La loi prévoit que le nombre de jours de travail desdits salariés ne peut dépasser 218 jours par an . ( la convention collective peut prévoir un minimum plus bas) 

Dans les hypohèses de dépassement du nombre de jours annuels, ceux-ci doivent être payés par l’employeur. 

En cas de litige relatif à l’existence ou au nombre de jours de travail effectués par le salarié dans le cadre d’une convention de forfait en jours: 

– le salarié doit transmettre au juge tous les éléments permettant de déterminer le nombre de jours travaillés 

– l’employeur doit fournir au juge les éléments de nature à justifier des jours effectivement travaillés par le salarié. 

Le juge forme sa conviction au vu de ces éléments fournis par le salarié à l’appui de sa demande et de ceux transmis par l’employeur. 

Il peut ordonner, en cas de besoin, toutes les mesures d’instruction qu’il estime utiles

En pratique, cela signifie que la preuve des jours travaillés n’incombe spécialement à aucune des parties. 

Le juge ne peut pas rejeter une demande de paiement de jours travaillés, en se fondant uniquement sur l’insuffisance des preuves apportées par le salarié. 

Il doit examiner les éléments de nature à justifier les jours effectivement travaillés par le salarié que l’employeur est tenu de lui fournir

Si le salarié produit un tableau récapitulatif des jours travaillés , il appartient à l’employeur de démontrer quels sont les jours effectivement réalisés par le salarié. (Cour de cassation chambre sociale 4 mai 2011 N° de pourvoi: 09-71003 ; Cour de cassation chambre sociale 6 juillet 2011 N° de pourvoi: 10-15050Cour de cassation chambre sociale Audience publique du mercredi 19 septembre 2012 N° de pourvoi: 11-16205 ) 

Il s’agit de la même jurisprudence que celle relative aux heures supplémentaires transposées aux salariés soumis au « forfait jours ». 

Objectifs et Salaires variables

(mis à jour le 21/11/12)

Un certain nombre de salaires se compose de deux parties : 

* Une partie fixe, 

* Une partie variable. 

La part variable du salaire a souvent une dénomination de commissions ou de primes sur chiffre d’affaires ou sur objectifs. 

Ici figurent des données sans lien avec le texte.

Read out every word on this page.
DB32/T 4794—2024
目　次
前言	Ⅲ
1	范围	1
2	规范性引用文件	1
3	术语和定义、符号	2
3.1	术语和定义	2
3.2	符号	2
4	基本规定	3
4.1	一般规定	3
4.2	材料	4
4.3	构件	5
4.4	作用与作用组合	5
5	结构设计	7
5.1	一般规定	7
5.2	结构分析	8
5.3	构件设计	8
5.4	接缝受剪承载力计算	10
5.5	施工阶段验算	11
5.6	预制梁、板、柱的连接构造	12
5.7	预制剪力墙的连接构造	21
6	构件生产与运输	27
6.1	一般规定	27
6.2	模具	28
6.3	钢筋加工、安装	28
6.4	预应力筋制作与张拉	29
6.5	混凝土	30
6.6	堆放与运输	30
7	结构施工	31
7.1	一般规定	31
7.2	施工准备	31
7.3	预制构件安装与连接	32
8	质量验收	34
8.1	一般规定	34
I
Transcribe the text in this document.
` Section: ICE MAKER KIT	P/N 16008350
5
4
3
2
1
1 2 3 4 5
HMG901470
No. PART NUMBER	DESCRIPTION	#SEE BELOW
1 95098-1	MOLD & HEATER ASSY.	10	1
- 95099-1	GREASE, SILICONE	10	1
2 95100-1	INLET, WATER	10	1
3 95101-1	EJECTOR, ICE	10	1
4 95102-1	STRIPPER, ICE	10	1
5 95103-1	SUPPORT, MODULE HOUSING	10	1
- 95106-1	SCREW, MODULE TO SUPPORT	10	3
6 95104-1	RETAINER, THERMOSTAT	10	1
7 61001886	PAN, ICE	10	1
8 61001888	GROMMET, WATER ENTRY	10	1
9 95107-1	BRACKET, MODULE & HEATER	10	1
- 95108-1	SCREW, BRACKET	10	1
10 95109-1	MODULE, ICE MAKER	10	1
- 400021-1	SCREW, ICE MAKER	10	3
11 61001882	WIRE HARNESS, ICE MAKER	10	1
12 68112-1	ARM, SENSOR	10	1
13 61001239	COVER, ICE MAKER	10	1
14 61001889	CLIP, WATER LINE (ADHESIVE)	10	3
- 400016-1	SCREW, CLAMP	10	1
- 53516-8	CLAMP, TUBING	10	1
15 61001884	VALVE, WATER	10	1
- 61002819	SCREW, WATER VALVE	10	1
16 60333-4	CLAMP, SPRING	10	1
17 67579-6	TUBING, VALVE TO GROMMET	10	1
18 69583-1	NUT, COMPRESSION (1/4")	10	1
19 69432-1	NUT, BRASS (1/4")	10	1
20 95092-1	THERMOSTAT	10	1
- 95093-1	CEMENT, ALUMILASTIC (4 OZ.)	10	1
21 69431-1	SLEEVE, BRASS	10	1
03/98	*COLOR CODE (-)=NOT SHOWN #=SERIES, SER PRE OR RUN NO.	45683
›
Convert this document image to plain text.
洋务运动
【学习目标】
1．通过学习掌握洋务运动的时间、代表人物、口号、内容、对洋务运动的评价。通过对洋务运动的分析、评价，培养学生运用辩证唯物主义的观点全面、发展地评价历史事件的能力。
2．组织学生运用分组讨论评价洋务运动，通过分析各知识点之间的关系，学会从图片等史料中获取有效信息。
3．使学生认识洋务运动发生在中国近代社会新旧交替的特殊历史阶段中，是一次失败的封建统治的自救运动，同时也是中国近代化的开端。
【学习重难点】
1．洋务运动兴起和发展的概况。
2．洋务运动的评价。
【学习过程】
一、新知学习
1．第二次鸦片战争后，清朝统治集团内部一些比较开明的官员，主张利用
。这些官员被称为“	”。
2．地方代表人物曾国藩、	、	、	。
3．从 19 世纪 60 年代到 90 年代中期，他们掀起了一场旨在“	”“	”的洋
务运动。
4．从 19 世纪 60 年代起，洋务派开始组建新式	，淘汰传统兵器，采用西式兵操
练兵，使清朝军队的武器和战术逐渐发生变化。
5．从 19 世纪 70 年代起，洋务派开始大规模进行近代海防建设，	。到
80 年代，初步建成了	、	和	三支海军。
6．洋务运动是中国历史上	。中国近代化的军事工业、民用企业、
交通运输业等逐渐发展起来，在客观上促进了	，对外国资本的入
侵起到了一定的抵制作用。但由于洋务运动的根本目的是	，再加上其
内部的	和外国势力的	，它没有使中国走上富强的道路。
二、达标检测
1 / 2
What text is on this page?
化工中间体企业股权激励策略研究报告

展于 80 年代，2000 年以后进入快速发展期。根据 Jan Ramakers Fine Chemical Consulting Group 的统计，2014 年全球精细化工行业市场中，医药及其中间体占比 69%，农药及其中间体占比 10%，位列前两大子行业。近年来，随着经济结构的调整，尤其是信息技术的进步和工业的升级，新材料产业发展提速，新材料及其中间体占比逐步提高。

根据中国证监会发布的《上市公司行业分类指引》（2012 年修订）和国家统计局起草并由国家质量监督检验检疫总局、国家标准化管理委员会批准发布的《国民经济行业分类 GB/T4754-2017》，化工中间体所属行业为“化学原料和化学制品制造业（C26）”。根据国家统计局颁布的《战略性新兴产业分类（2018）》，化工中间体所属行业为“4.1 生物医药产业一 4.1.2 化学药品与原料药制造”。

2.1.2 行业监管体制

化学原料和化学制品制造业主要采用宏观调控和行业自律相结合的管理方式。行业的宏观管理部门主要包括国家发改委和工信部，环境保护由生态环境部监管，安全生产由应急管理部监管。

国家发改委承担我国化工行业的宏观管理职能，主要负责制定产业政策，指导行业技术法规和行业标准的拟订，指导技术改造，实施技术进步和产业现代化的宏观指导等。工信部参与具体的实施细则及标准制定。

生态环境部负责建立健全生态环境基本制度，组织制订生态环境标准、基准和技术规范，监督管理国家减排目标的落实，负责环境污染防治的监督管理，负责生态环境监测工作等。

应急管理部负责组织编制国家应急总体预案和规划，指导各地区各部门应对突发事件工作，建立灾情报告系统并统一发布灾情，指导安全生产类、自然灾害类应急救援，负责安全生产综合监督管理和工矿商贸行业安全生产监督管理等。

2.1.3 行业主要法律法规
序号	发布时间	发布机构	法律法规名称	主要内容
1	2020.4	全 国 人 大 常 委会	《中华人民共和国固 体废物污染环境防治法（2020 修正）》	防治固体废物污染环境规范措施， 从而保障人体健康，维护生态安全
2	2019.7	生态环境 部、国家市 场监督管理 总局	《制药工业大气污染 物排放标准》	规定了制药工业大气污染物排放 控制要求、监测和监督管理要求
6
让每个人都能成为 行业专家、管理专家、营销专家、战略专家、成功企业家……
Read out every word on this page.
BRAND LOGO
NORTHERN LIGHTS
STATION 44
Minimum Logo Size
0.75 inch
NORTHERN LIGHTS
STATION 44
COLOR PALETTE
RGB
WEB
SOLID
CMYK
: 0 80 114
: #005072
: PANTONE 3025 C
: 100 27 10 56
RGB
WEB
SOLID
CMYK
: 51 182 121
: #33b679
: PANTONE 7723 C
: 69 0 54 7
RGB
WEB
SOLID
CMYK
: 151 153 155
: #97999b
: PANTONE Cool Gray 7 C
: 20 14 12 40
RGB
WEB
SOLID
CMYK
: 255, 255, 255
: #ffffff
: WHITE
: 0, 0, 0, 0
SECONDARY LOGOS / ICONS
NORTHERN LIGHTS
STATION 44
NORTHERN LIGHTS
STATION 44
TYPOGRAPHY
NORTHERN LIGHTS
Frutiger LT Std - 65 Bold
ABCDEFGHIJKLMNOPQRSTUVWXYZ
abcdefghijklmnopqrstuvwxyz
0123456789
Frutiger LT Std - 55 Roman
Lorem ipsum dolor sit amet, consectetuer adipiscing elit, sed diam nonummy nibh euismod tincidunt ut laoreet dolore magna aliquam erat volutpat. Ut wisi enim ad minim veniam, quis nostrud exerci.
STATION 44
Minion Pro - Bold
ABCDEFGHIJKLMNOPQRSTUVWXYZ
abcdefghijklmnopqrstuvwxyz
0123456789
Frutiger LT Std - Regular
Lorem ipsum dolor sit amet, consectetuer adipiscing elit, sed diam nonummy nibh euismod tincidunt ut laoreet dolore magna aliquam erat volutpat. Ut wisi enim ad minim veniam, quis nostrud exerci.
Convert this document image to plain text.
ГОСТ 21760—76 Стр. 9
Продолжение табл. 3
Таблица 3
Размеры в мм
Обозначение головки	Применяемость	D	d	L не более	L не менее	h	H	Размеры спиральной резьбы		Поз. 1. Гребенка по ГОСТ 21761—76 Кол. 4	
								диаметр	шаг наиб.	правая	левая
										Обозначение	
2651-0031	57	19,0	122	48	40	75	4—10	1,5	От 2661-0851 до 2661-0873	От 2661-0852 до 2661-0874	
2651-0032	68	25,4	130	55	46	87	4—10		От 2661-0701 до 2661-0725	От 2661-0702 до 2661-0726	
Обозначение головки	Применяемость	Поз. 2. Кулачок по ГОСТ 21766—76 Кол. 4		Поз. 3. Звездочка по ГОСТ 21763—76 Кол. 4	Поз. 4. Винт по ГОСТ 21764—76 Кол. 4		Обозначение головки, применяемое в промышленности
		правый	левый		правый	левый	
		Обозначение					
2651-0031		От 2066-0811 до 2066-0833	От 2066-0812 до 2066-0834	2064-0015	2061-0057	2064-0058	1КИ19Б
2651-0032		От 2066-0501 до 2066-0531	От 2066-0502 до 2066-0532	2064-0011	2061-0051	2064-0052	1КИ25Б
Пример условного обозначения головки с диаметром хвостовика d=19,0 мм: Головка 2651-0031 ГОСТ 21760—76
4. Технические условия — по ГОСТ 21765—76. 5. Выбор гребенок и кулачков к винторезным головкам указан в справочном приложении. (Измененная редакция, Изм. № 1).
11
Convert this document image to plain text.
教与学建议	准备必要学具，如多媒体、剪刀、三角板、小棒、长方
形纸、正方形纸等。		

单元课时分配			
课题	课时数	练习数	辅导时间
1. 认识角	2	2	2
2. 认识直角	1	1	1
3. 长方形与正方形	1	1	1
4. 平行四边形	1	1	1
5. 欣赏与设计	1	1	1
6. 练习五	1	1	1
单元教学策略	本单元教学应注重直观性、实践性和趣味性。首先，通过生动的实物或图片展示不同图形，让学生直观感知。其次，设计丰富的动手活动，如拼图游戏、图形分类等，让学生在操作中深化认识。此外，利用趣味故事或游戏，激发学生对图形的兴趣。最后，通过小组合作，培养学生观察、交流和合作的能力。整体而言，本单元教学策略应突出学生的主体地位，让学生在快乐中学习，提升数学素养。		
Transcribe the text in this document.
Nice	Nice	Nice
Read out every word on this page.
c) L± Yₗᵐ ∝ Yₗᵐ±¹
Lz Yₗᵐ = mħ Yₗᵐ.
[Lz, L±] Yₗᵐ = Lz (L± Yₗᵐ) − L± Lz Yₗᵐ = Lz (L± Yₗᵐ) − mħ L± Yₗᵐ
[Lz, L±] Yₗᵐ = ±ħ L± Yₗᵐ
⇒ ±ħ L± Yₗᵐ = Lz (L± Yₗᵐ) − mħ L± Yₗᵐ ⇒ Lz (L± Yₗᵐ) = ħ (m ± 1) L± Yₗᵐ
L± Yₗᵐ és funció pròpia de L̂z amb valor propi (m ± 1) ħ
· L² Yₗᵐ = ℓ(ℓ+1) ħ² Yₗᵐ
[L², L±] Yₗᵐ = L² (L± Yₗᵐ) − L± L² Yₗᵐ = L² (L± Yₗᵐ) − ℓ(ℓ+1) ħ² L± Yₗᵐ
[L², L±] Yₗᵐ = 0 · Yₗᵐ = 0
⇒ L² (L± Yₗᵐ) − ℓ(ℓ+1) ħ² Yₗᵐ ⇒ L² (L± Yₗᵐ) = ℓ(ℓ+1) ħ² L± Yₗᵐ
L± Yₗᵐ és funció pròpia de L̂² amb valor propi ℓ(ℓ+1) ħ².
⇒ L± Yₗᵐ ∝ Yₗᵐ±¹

Les objectifs peuvent être des objectifs de résultats du salarié, d’un service, de l’entreprise ou même du groupe. ( sur la licéité desdites primes Cour de cassation, chambre sociale Audience publique du mercredi 9 février 2011 N° de pourvoi: 09-42290

Depuis une décision de la Cour de Cassation en Chambre Sociale du 2 juillet 2002 n°00-13111, la Haute Juridiction a précisé que les clauses de variation du salaire, contenues dans le contrat de travail doivent : 

– être fondées sur des éléments objectifs indépendants de la volonté de l’employeur

– ne pas faire porter le risque d’entreprise sur le salarié

– en aucun cas réduire la rémunération en dessous des minimas légaux et conventionnels (voir également Chambre Sociale 20 avril 2005 n°03-43696, Chambre Sociale 20 avril 2005 n° 03-43734). 

La Cour de Cassation a d’ailleurs jugé qu’une clause réservant le droit de modifier à tout moment les taux et modalités des commissions dues au salarié, était condamnable tant au regard de son imprécision que dans l’entière latitude laissée à l’employeur pour son application. 

Il arrive fréquemment que le contrat de travail prévoit une rémunération variable d’un montant annuel fixe en cas d’atteinte d’objectifs déterminés unilatéralement par l’employeur dans le cadre de plans annuels de rémunération variable. 

Or en application des articles 1134 du Code Civil et L 1221 du Code du Travail, l’employeur est libre de fixer les objectifs à atteindre par son salarié dans le cadre de son pouvoir de Direction. 

La Cour de Cassation a été interrogée sur la nécessité d’obtenir ou non l’accord du salarié lorsque l’employeur modifie les objectifs de son salairé impactant ainsi la rémunération variable . 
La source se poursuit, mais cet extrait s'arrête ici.